第2学期始業式校長式辞 〜3.11津波被災小学校を訪ねて〜
- 公開日
- 2018/08/27
- 更新日
- 2018/08/27
校長室
皆さんが楽しみにしていた37日間の長い夏休みも終わり,今日から2学期がスタートしました。7月、そして8月に入っても,全国各地での記録的な猛暑,それによる水不足、逆に局地的な大雨など、今年も天候の変化が激しい夏休みでもあったように思います。
この期間,大きな事故・けがもなく,日焼けし,たくましくなった皆さんといっしょに,2学期が迎えられたこと,大変にうれしく思います。
〜 省 略 〜
さて、この機会に、先生自身がこの夏休みに体験し、感じたこと、考えたことを皆さんにお話してみたいと思います。いずれも7年前の東日本大震災で津波にあった小学校のお話です。
1つめは、7月31日、福島大学主催「防災リーダー育成プログラム」で訪ねた、「仙台市立荒浜小学校」です。仙台市若林区というところに所在し、太平洋沿岸から約600mくらいに位置した学校です。
この小学校では、震災当日は、児童、教職員、住民ら320人が4階建て校舎”屋上”に避難し、犠牲者を出さずに済んだそうです。

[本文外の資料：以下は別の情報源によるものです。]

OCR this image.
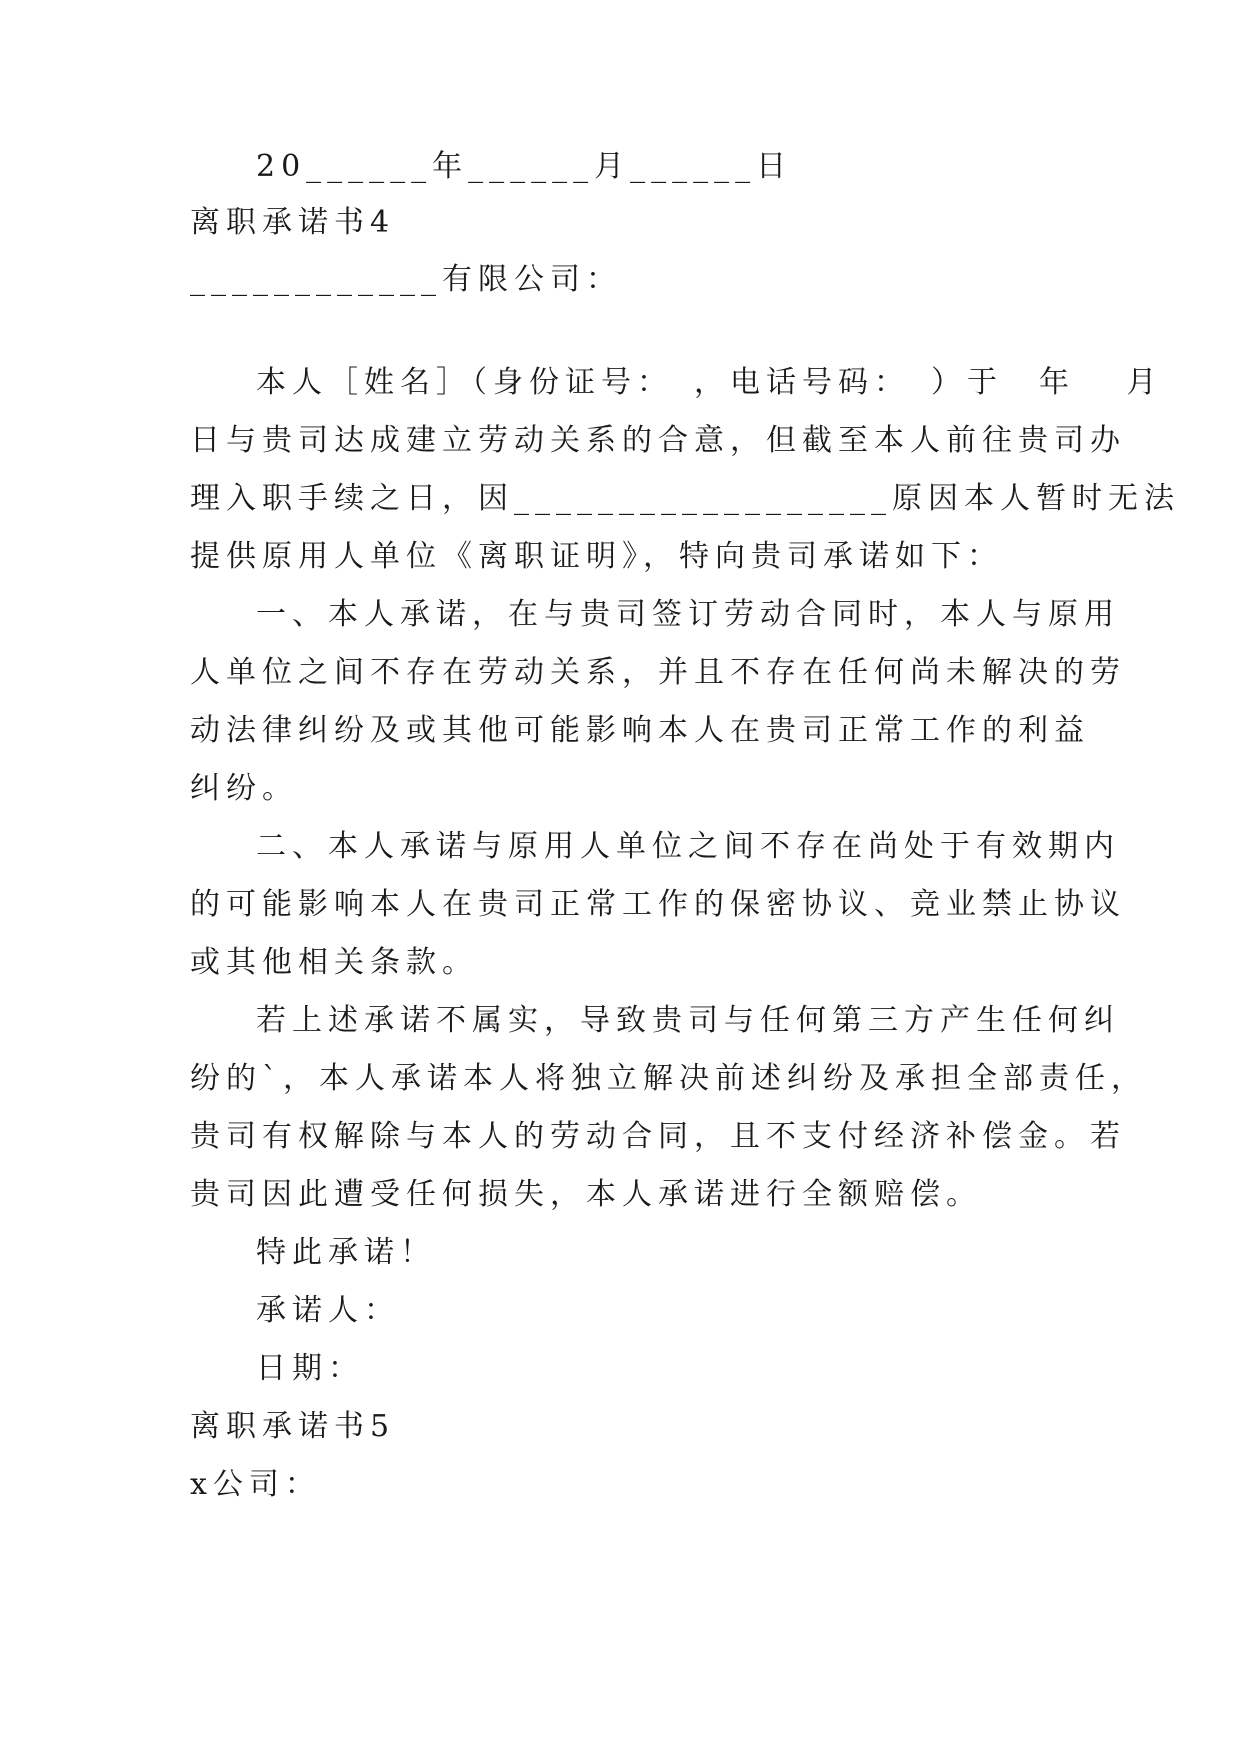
20______年______月______日
离职承诺书4
____________有限公司：
本人［姓名］（身份证号：　，电话号码：　）于　年　 月
日与贵司达成建立劳动关系的合意，但截至本人前往贵司办
理入职手续之日，因__________________原因本人暂时无法
提供原用人单位《离职证明》，特向贵司承诺如下：
一、本人承诺，在与贵司签订劳动合同时，本人与原用
人单位之间不存在劳动关系，并且不存在任何尚未解决的劳
动法律纠纷及或其他可能影响本人在贵司正常工作的利益
纠纷。
二、本人承诺与原用人单位之间不存在尚处于有效期内
的可能影响本人在贵司正常工作的保密协议、竞业禁止协议
或其他相关条款。
若上述承诺不属实，导致贵司与任何第三方产生任何纠
纷的`，本人承诺本人将独立解决前述纠纷及承担全部责任，
贵司有权解除与本人的劳动合同，且不支付经济补偿金。若
贵司因此遭受任何损失，本人承诺进行全额赔偿。
特此承诺！
承诺人：
日期：
离职承诺书5
x公司：
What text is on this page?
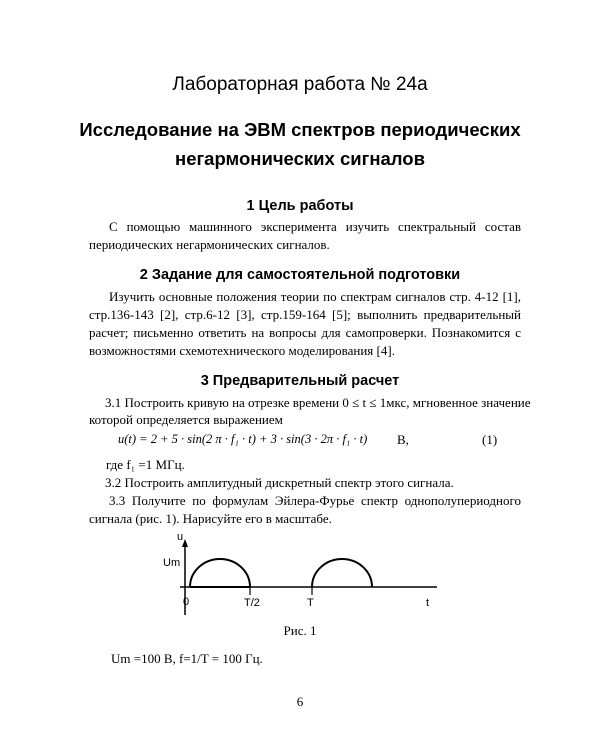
Лабораторная работа № 24а
Исследование на ЭВМ спектров периодических
негармонических сигналов
1 Цель работы

С помощью машинного эксперимента изучить спектральный состав периодических негармонических сигналов.

2 Задание для самостоятельной подготовки

Изучить основные положения теории по спектрам сигналов стр. 4-12 [1], стр.136-143 [2], стр.6-12 [3], стр.159-164 [5]; выполнить предварительный расчет; письменно ответить на вопросы для самопроверки. Познакомится с возможностями схемотехнического моделирования [4].

3 Предварительный расчет
3.1 Построить кривую на отрезке времени 0 ≤ t ≤ 1мкс, мгновенное значение
которой определяется выражением
u(t) = 2 + 5 · sin(2 π · f₁ · t) + 3 · sin(3 · 2π · f₁ · t) В,	(1)
где f₁ =1 МГц.
3.2 Построить амплитудный дискретный спектр этого сигнала.

3.3 Получите по формулам Эйлера-Фурье спектр однополупериодного сигнала (рис. 1). Нарисуйте его в масштабе.

u
Um
0	T/2	T	t
Рис. 1
Um =100 В, f=1/T = 100 Гц.
6
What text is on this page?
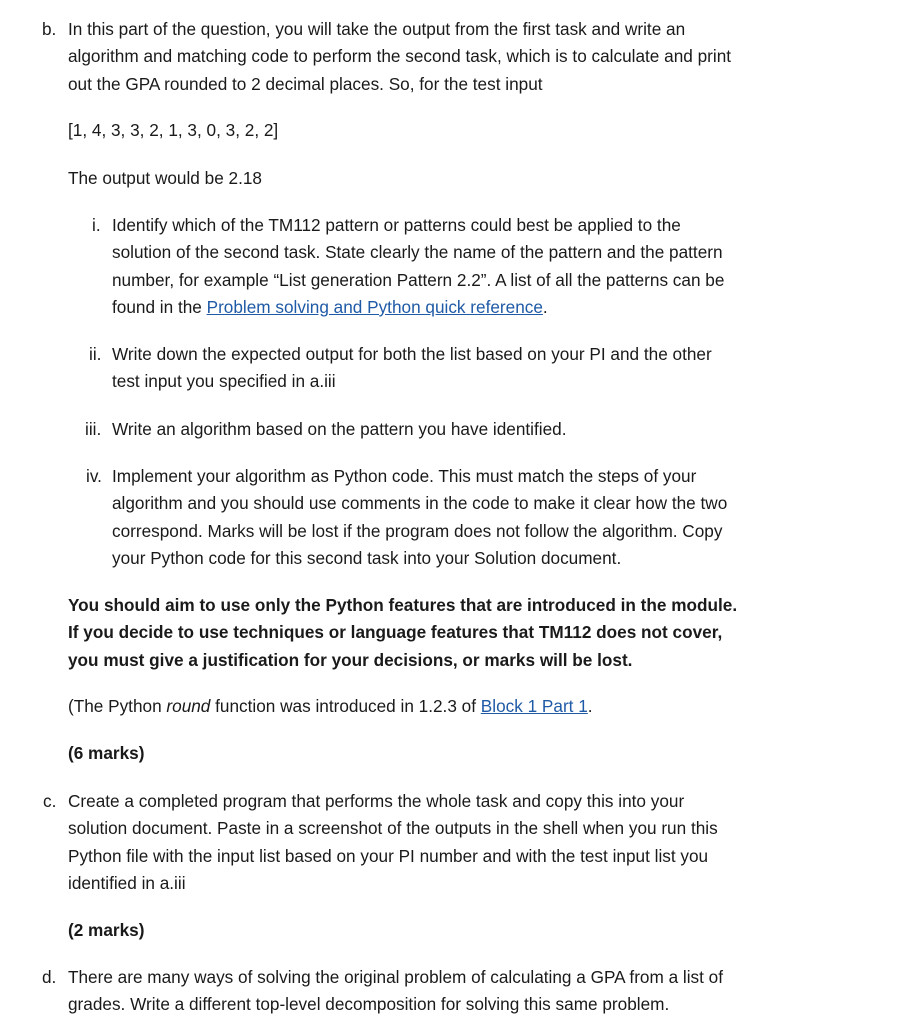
b. In this part of the question, you will take the output from the first task and write an
algorithm and matching code to perform the second task, which is to calculate and print
out the GPA rounded to 2 decimal places. So, for the test input
[1, 4, 3, 3, 2, 1, 3, 0, 3, 2, 2]
The output would be 2.18
i. Identify which of the TM112 pattern or patterns could best be applied to the
solution of the second task. State clearly the name of the pattern and the pattern
number, for example “List generation Pattern 2.2”. A list of all the patterns can be
found in the Problem solving and Python quick reference.
ii. Write down the expected output for both the list based on your PI and the other
test input you specified in a.iii
iii. Write an algorithm based on the pattern you have identified.
iv. Implement your algorithm as Python code. This must match the steps of your
algorithm and you should use comments in the code to make it clear how the two
correspond. Marks will be lost if the program does not follow the algorithm. Copy
your Python code for this second task into your Solution document.
You should aim to use only the Python features that are introduced in the module.
If you decide to use techniques or language features that TM112 does not cover,
you must give a justification for your decisions, or marks will be lost.
(The Python round function was introduced in 1.2.3 of Block 1 Part 1.
(6 marks)
c. Create a completed program that performs the whole task and copy this into your
solution document. Paste in a screenshot of the outputs in the shell when you run this
Python file with the input list based on your PI number and with the test input list you
identified in a.iii
(2 marks)
d. There are many ways of solving the original problem of calculating a GPA from a list of
grades. Write a different top-level decomposition for solving this same problem.
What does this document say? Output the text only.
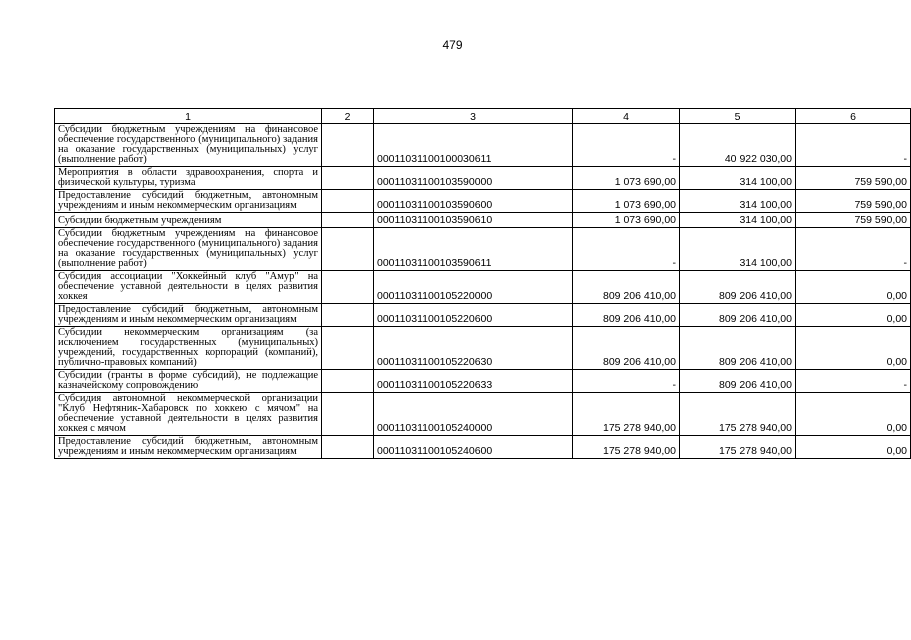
479
1	2	3	4	5	6
Субсидии бюджетным учреждениям на финансовое обеспечение государственного (муниципального) задания на оказание государственных (муниципальных) услуг (выполнение работ)		00011031100100030611	-	40 922 030,00	-
Мероприятия в области здравоохранения, спорта и физической культуры, туризма		00011031100103590000	1 073 690,00	314 100,00	759 590,00
Предоставление субсидий бюджетным, автономным учреждениям и иным некоммерческим организациям		00011031100103590600	1 073 690,00	314 100,00	759 590,00
Субсидии бюджетным учреждениям		00011031100103590610	1 073 690,00	314 100,00	759 590,00
Субсидии бюджетным учреждениям на финансовое обеспечение государственного (муниципального) задания на оказание государственных (муниципальных) услуг (выполнение работ)		00011031100103590611	-	314 100,00	-
Субсидия ассоциации "Хоккейный клуб "Амур" на обеспечение уставной деятельности в целях развития хоккея		00011031100105220000	809 206 410,00	809 206 410,00	0,00
Предоставление субсидий бюджетным, автономным учреждениям и иным некоммерческим организациям		00011031100105220600	809 206 410,00	809 206 410,00	0,00
Субсидии некоммерческим организациям (за исключением государственных (муниципальных) учреждений, государственных корпораций (компаний), публично-правовых компаний)		00011031100105220630	809 206 410,00	809 206 410,00	0,00
Субсидии (гранты в форме субсидий), не подлежащие казначейскому сопровождению		00011031100105220633	-	809 206 410,00	-
Субсидия автономной некоммерческой организации "Клуб Нефтяник-Хабаровск по хоккею с мячом" на обеспечение уставной деятельности в целях развития хоккея с мячом		00011031100105240000	175 278 940,00	175 278 940,00	0,00
Предоставление субсидий бюджетным, автономным учреждениям и иным некоммерческим организациям		00011031100105240600	175 278 940,00	175 278 940,00	0,00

津波は2階まで達し、消防ヘリで全員が救出されるまで27時間かかったそうです。現在は、震災遺構として公開し、津波の脅威や教訓を後世に伝える施設となっています。
ここで先生が一番感じ、考えるきっかけを与えてくれたのが、荒浜小学校の校歌です。その2番に『みそらにつづくうなばらの よせくるしおに身をきたえ』という歌詞がありました。この歌詞は「美しい空に続く目の前に広がる大きな海、そして、打ち寄せる波が私たちの体を、そして、心を鍛えてくれている」、という海を讃える内容だと思います。しかし、その海は、今回の東日本大震災のように時として、大津波となり、多くの命を奪ってしまう脅威ともなるのです。「自然は本当に厳しいなあ。そして、圧倒的な自然の力の前に、これほど科学が発達した時代に生きる私たちにもどうすることもできないのか。」、と少し感傷的な気持ちにもなりました。一方で、「それでも私たちにできることがはずだ、しなければならないことがあるはずだ。」、そんな思いをめぐらせながら見学をしてきました。
2つめは、8月17日、伊達地区の校長先生方と、今年度新設された浜通りの、浪江町立なみえ創成小・中学校、大津波の被害を受けた浪江町立請戸小学校と、近くではありますが小高い場所にあって津波の被害を受けなかった幾世橋小学校を訪問してきました。後の2つの小学校は現在臨時休業で児童は通っていません。
特に、津波の被害を受けた請戸小学校は、前の荒浜小学校より太平洋沿岸からさらに近く、300mくらいに位置した学校です。大地震発生より約50分後に到達した津波は、約15mの高さ、建物およそ3階分、にも達したそうです。地域からの津波情報が早く入り、約100名の児童、教職員は近くの小高い山に避難し、これまた全員無事だったそうです。しかし、その請戸地区では、この津波で127名の方が亡くなり、今でも27名の方が行方不明のままだそうです。
請戸小学校の校舎、体育館の一部に入り、中の様子を見学させてもらいました。校舎は、7年と数か月前に大津波によって破壊されたままです。時間が止まってしまったような感じもしました。3月11日、避難し、そのまま学校はもとより、自宅にも戻れず、数年間放置されたままの状態なのです。やはり、原発事故による放射線の影響がかかわっていることは言うまでもありません。仙台市の荒浜小学校と対照的な姿に感慨深いものがありました。
東日本大震災・原発事故からの復興は多くの方々の努力と積み重ねにより着実に進んでいます。しかし、まだまた、手つかずの問題・課題が山積みであることも事実です。私たちは、その問題、課題を一つ一つ解決していかなければなりません。私たち大人も、そして生徒の皆さんも、防災・放射線教育を通して、もっともっとこれらの問題・課題に関心を待たなければならない、そして、解決の道を考えていかなければならないと、改めて強く思った先生にとっての夏休みでした。
結びに、2学期は,「桃花祭」を中心に多くの行事があります,もちろん3年生にとては受験に向けての勝負の2学期です。一人一人の生徒が,それぞれしっかりとした目標を持ち,全校生で力を合わせて,楽しい学校,そして充実した学校生活になるようにがんばりましょう。
まだまだ、残暑厳しい時期です。熱中症には注意しましょう。以上で式辞といたします。